No. 18-1518                                                                         Page 3

The district court consolidated the suits and allowed Williams to proceed on her claims
(1) that the defendants refused to hire her and disclosed her “confidential” records in
retaliation for her complaints about the Department, and (2) that the defendants
discriminated against her based on her race, sex, sexual orientation and disability.

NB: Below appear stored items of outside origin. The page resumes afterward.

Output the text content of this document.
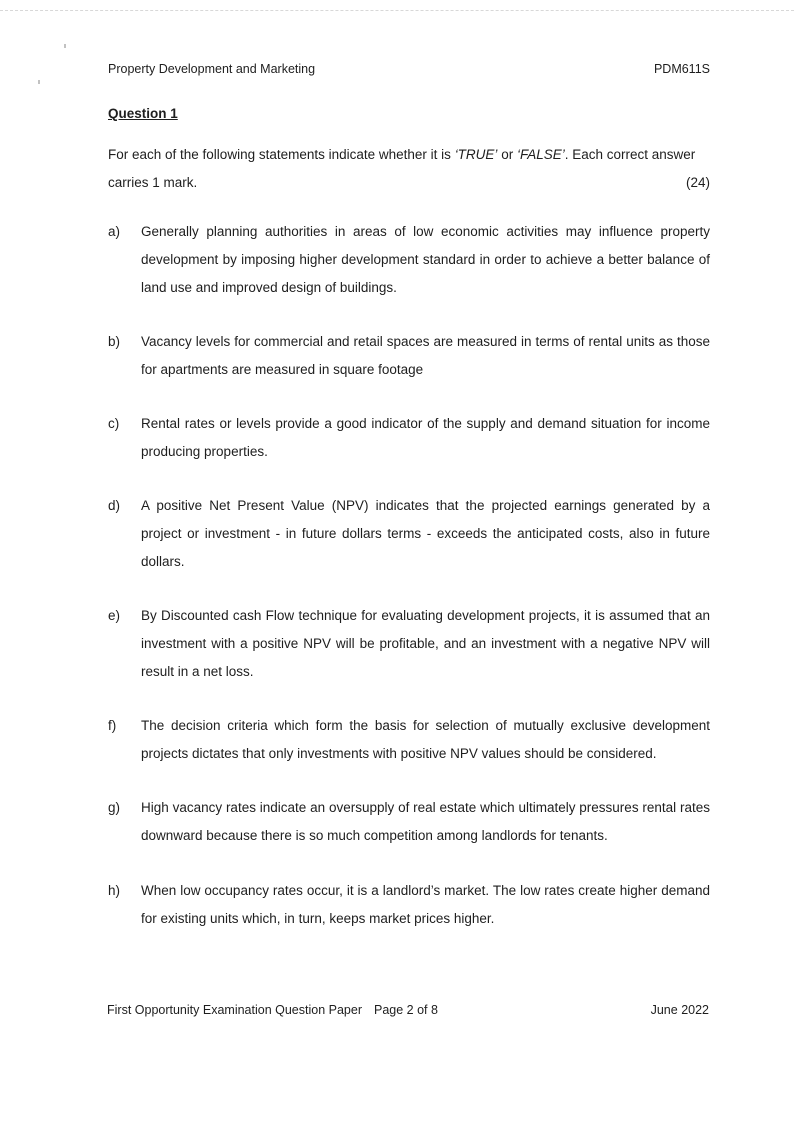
Property Development and Marketing	PDM611S
Question 1
For each of the following statements indicate whether it is ‘TRUE’ or ‘FALSE’. Each correct answer
carries 1 mark.	(24)
a)	Generally planning authorities in areas of low economic activities may influence property development by imposing higher development standard in order to achieve a better balance of land use and improved design of buildings.
b)	Vacancy levels for commercial and retail spaces are measured in terms of rental units as those for apartments are measured in square footage
c)	Rental rates or levels provide a good indicator of the supply and demand situation for income producing properties.
d)	A positive Net Present Value (NPV) indicates that the projected earnings generated by a project or investment - in future dollars terms - exceeds the anticipated costs, also in future dollars.
e)	By Discounted cash Flow technique for evaluating development projects, it is assumed that an investment with a positive NPV will be profitable, and an investment with a negative NPV will result in a net loss.
f)	The decision criteria which form the basis for selection of mutually exclusive development projects dictates that only investments with positive NPV values should be considered.
g)	High vacancy rates indicate an oversupply of real estate which ultimately pressures rental rates downward because there is so much competition among landlords for tenants.
h)	When low occupancy rates occur, it is a landlord’s market. The low rates create higher demand for existing units which, in turn, keeps market prices higher.
First Opportunity Examination Question Paper Page 2 of 8	June 2022
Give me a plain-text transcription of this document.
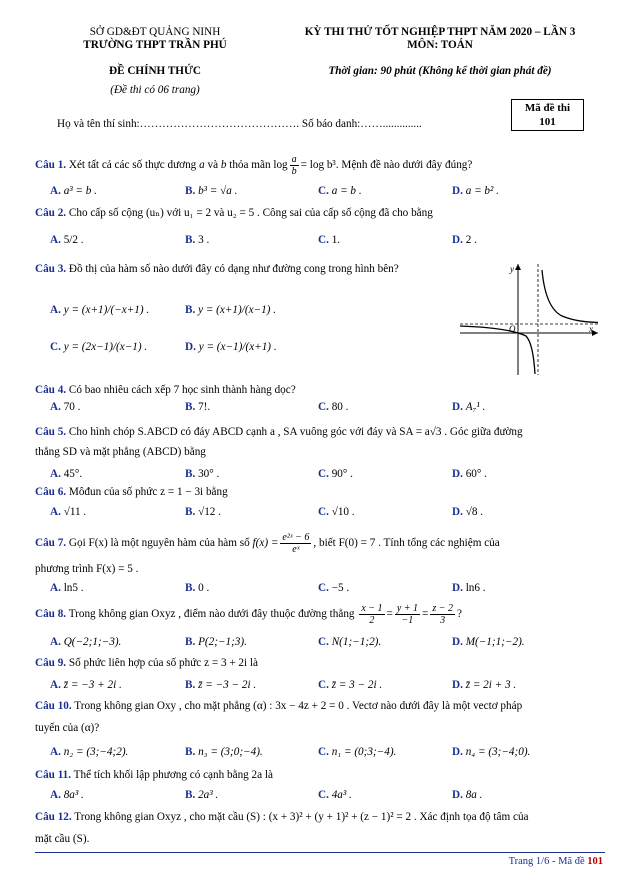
SỞ GD&ĐT QUẢNG NINH
TRƯỜNG THPT TRẦN PHÚ
ĐỀ CHÍNH THỨC
(Đề thi có 06 trang)
KỲ THI THỬ TỐT NGHIỆP THPT NĂM 2020 – LẦN 3
MÔN: TOÁN
Thời gian: 90 phút (Không kể thời gian phát đề)
Mã đề thi
101
Họ và tên thí sinh:……………………………………. Số báo danh:……..............
Câu 1. Xét tất cả các số thực dương a và b thỏa mãn $\log \frac{a}{b} = \log b^3$. Mệnh đề nào dưới đây đúng?
A. a³ = b .	B. b³ = √a .	C. a = b .	D. a = b² .
Câu 2. Cho cấp số cộng (uₙ) với u₁ = 2 và u₂ = 5 . Công sai của cấp số cộng đã cho bằng
A. 5/2 .	B. 3 .	C. 1.	D. 2 .
Câu 3. Đồ thị của hàm số nào dưới đây có dạng như đường cong trong hình bên?
A. y = (x+1)/(−x+1) .	B. y = (x+1)/(x−1) .
C. y = (2x−1)/(x−1) .	D. y = (x−1)/(x+1) .
y
x
O
Câu 4. Có bao nhiêu cách xếp 7 học sinh thành hàng dọc?
A. 70 .	B. 7!.	C. 80 .	D. A₇¹ .
Câu 5. Cho hình chóp S.ABCD có đáy ABCD cạnh a , SA vuông góc với đáy và SA = a√3 . Góc giữa đường
thẳng SD và mặt phẳng (ABCD) bằng
A. 45°.	B. 30° .	C. 90° .	D. 60° .
Câu 6. Môđun của số phức z = 1 − 3i bằng
A. √11 .	B. √12 .	C. √10 .	D. √8 .
Câu 7. Gọi F(x) là một nguyên hàm của hàm số $f(x) = \frac{\text{e²ˣ − 6}}{\text{eˣ}}$ , biết F(0) = 7 . Tính tổng các nghiệm của
phương trình F(x) = 5 .
A. ln5 .	B. 0 .	C. −5 .	D. ln6 .
Câu 8. Trong không gian Oxyz , điểm nào dưới đây thuộc đường thẳng $\frac{x - 1}{2} = \frac{y + 1}{-1} = \frac{z - 2}{3}$ ?
A. Q(−2;1;−3).	B. P(2;−1;3).	C. N(1;−1;2).	D. M(−1;1;−2).
Câu 9. Số phức liên hợp của số phức z = 3 + 2i là
A. z̄ = −3 + 2i .	B. z̄ = −3 − 2i .	C. z̄ = 3 − 2i .	D. z̄ = 2i + 3 .
Câu 10. Trong không gian Oxy , cho mặt phẳng (α) : 3x − 4z + 2 = 0 . Vectơ nào dưới đây là một vectơ pháp
tuyến của (α)?
A. n₂ = (3;−4;2).	B. n₃ = (3;0;−4).	C. n₁ = (0;3;−4).	D. n₄ = (3;−4;0).
Câu 11. Thể tích khối lập phương có cạnh bằng 2a là
A. 8a³ .	B. 2a³ .	C. 4a³ .	D. 8a .
Câu 12. Trong không gian Oxyz , cho mặt cầu (S) : (x + 3)² + (y + 1)² + (z − 1)² = 2 . Xác định tọa độ tâm của
mặt cầu (S).
Trang 1/6 - Mã đề 101
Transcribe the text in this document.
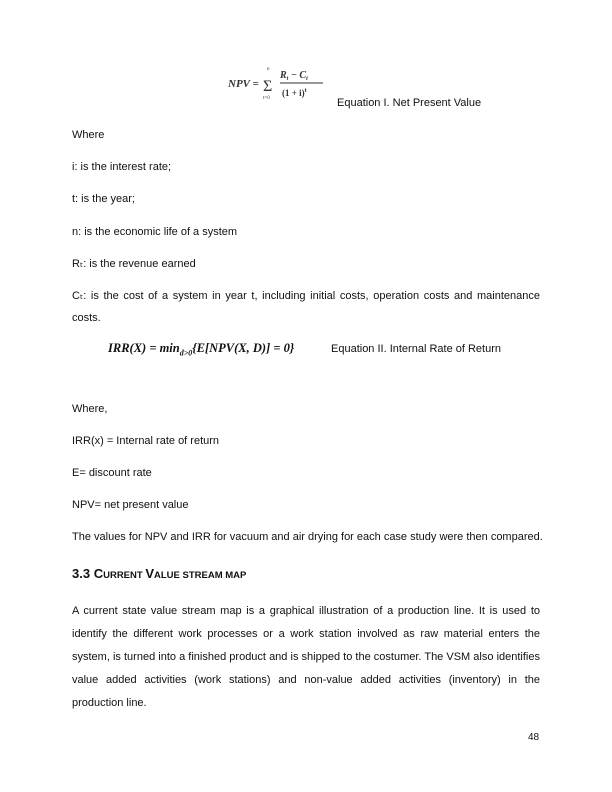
NPV =
n
Σ
t=0
$R_t - C_t$
$(1 + i)^t$
Equation I. Net Present Value
Where
i: is the interest rate;
t: is the year;
n: is the economic life of a system
Rₜ: is the revenue earned
Cₜ: is the cost of a system in year t, including initial costs, operation costs and maintenance costs.
$IRR(X) = \min_{d>0}\{E[NPV(X$, D)] = 0}	Equation II. Internal Rate of Return
Where,
IRR(x) = Internal rate of return
E= discount rate
NPV= net present value
The values for NPV and IRR for vacuum and air drying for each case study were then compared.
3.3 CURRENT VALUE STREAM MAP
A current state value stream map is a graphical illustration of a production line. It is used to identify the different work processes or a work station involved as raw material enters the system, is turned into a finished product and is shipped to the costumer. The VSM also identifies value added activities (work stations) and non-value added activities (inventory) in the production line.
48
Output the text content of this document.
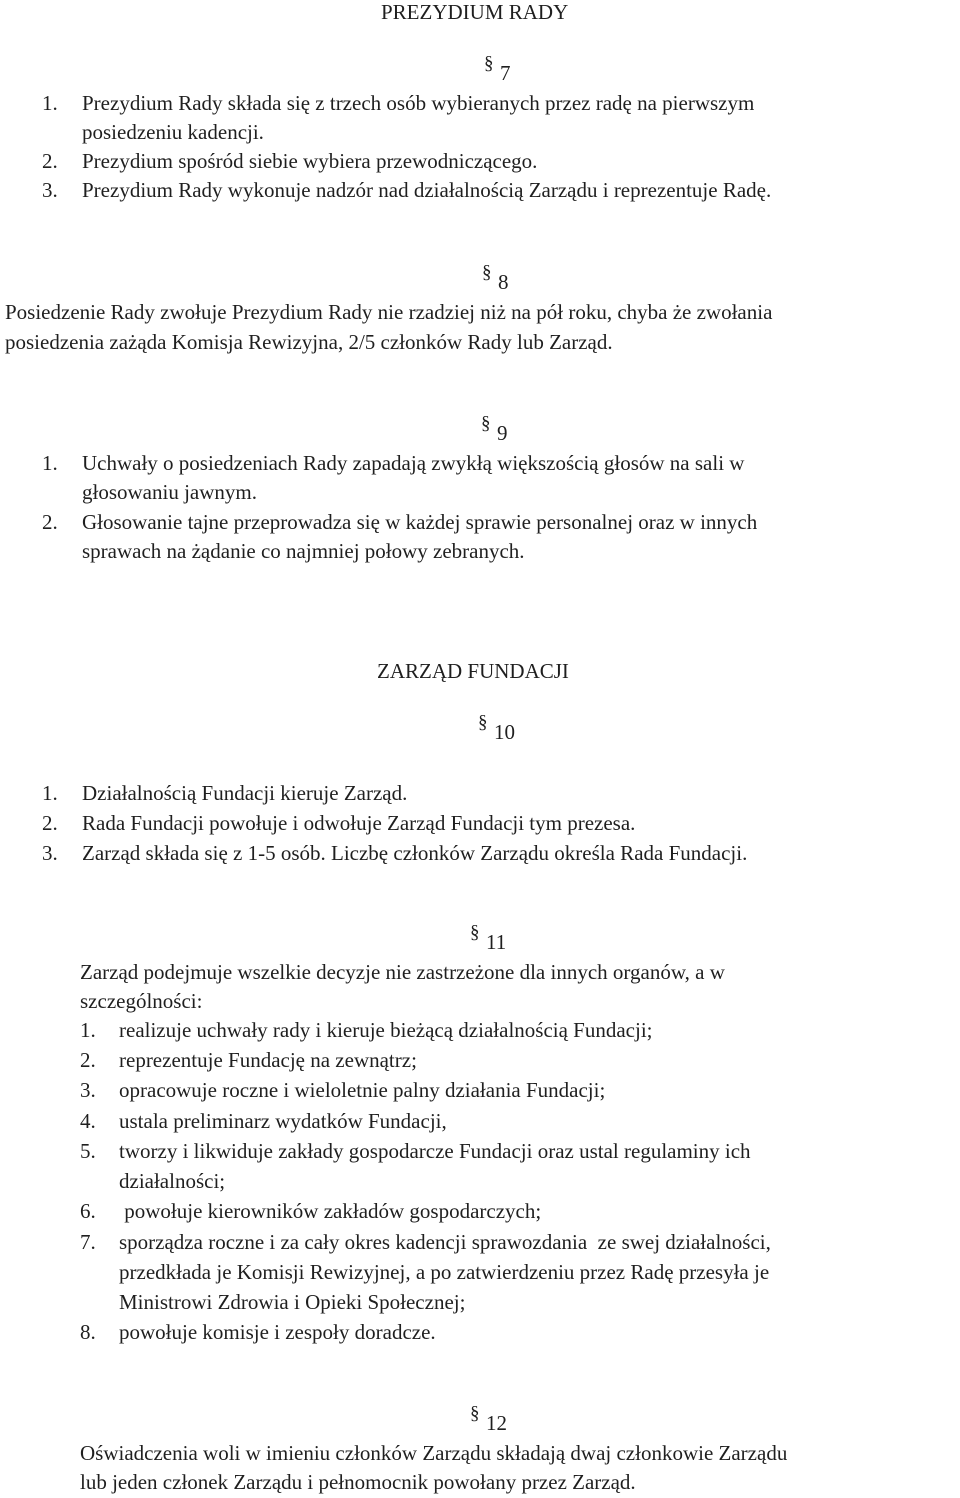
PREZYDIUM RADY
§ 7
1. Prezydium Rady składa się z trzech osób wybieranych przez radę na pierwszym
posiedzeniu kadencji.
2. Prezydium spośród siebie wybiera przewodniczącego.
3. Prezydium Rady wykonuje nadzór nad działalnością Zarządu i reprezentuje Radę.
§ 8
Posiedzenie Rady zwołuje Prezydium Rady nie rzadziej niż na pół roku, chyba że zwołania
posiedzenia zażąda Komisja Rewizyjna, 2/5 członków Rady lub Zarząd.
§ 9
1. Uchwały o posiedzeniach Rady zapadają zwykłą większością głosów na sali w
głosowaniu jawnym.
2. Głosowanie tajne przeprowadza się w każdej sprawie personalnej oraz w innych
sprawach na żądanie co najmniej połowy zebranych.
ZARZĄD FUNDACJI
§ 10
1. Działalnością Fundacji kieruje Zarząd.
2. Rada Fundacji powołuje i odwołuje Zarząd Fundacji tym prezesa.
3. Zarząd składa się z 1-5 osób. Liczbę członków Zarządu określa Rada Fundacji.
§ 11
Zarząd podejmuje wszelkie decyzje nie zastrzeżone dla innych organów, a w
szczególności:
1. realizuje uchwały rady i kieruje bieżącą działalnością Fundacji;
2. reprezentuje Fundację na zewnątrz;
3. opracowuje roczne i wieloletnie palny działania Fundacji;
4. ustala preliminarz wydatków Fundacji,
5. tworzy i likwiduje zakłady gospodarcze Fundacji oraz ustal regulaminy ich
działalności;
6. powołuje kierowników zakładów gospodarczych;
7. sporządza roczne i za cały okres kadencji sprawozdania  ze swej działalności,
przedkłada je Komisji Rewizyjnej, a po zatwierdzeniu przez Radę przesyła je
Ministrowi Zdrowia i Opieki Społecznej;
8. powołuje komisje i zespoły doradcze.
§ 12
Oświadczenia woli w imieniu członków Zarządu składają dwaj członkowie Zarządu
lub jeden członek Zarządu i pełnomocnik powołany przez Zarząd.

        The defendants moved for summary judgment and the district court granted the
motion. Regarding Williams’s employment-related discrimination and retaliation
claims, the court found that Williams submitted no evidence showing that those
defendants in charge of hiring were aware—when they passed her over for the
employment-and-training specialist position—of her disability, sexual orientation, or
the internal complaints that she had made against the Department. As for the other two
full-time positions, the court accepted the defendants’ explanation that there were other
more qualified candidates and that Williams did not pass the required civil service
exam. The court also rejected Williams’s claim regarding the disclosure of her records as
frivolous because the state court needed to access the certified record in order to review
the administrative proceeding, and state law required it. See WIS. STAT. ANN. § 227.55
(West 2017).

       On appeal Williams has not meaningfully developed the arguments in her brief,
see FED. R. APP. P. 28(a)(8), but we touch upon two arguments that we can discern. First,
she asserts that the defendants “did not show or prove that the discrimination did not
happen.” But this misstates the burden of proof. In order for Williams to stave off
summary judgment, she had to introduce sufficient evidence for a jury to find that the
defendants acted for an unlawful reason. See Ortiz v. Werner Enterprises, Inc., 834 F.3d
760, 765 (7th Cir. 2016). She did not.

       Williams also asserts that the district court “created an unfair process” by not
considering certain evidence she submitted—specifically a declaration from her
daughter, Shameeah Flowers, that was supplemented with attachments that included
correspondence between the defendants and Williams as well as copies of the allegedly
forged checks. But the district court did not abuse its discretion by disregarding the
declaration because Williams failed to authenticate the attachments by explaining how
her daughter had personal knowledge of them. FED. R. CIV. P. 56(c)(4); Bell v. PNC Bank,
Nat. Ass’n, 800 F.3d 360, 371 (7th Cir. 2015).

       Williams also raises additional arguments in her reply brief for the first time, but
arguments raised for the first time in a reply brief are waived. See Laborers’ Pension Fund
v. W.R. Weis Co., Inc., 879 F.3d 760, 768 (7th Cir. 2018). We have considered her
remaining arguments and none has merit.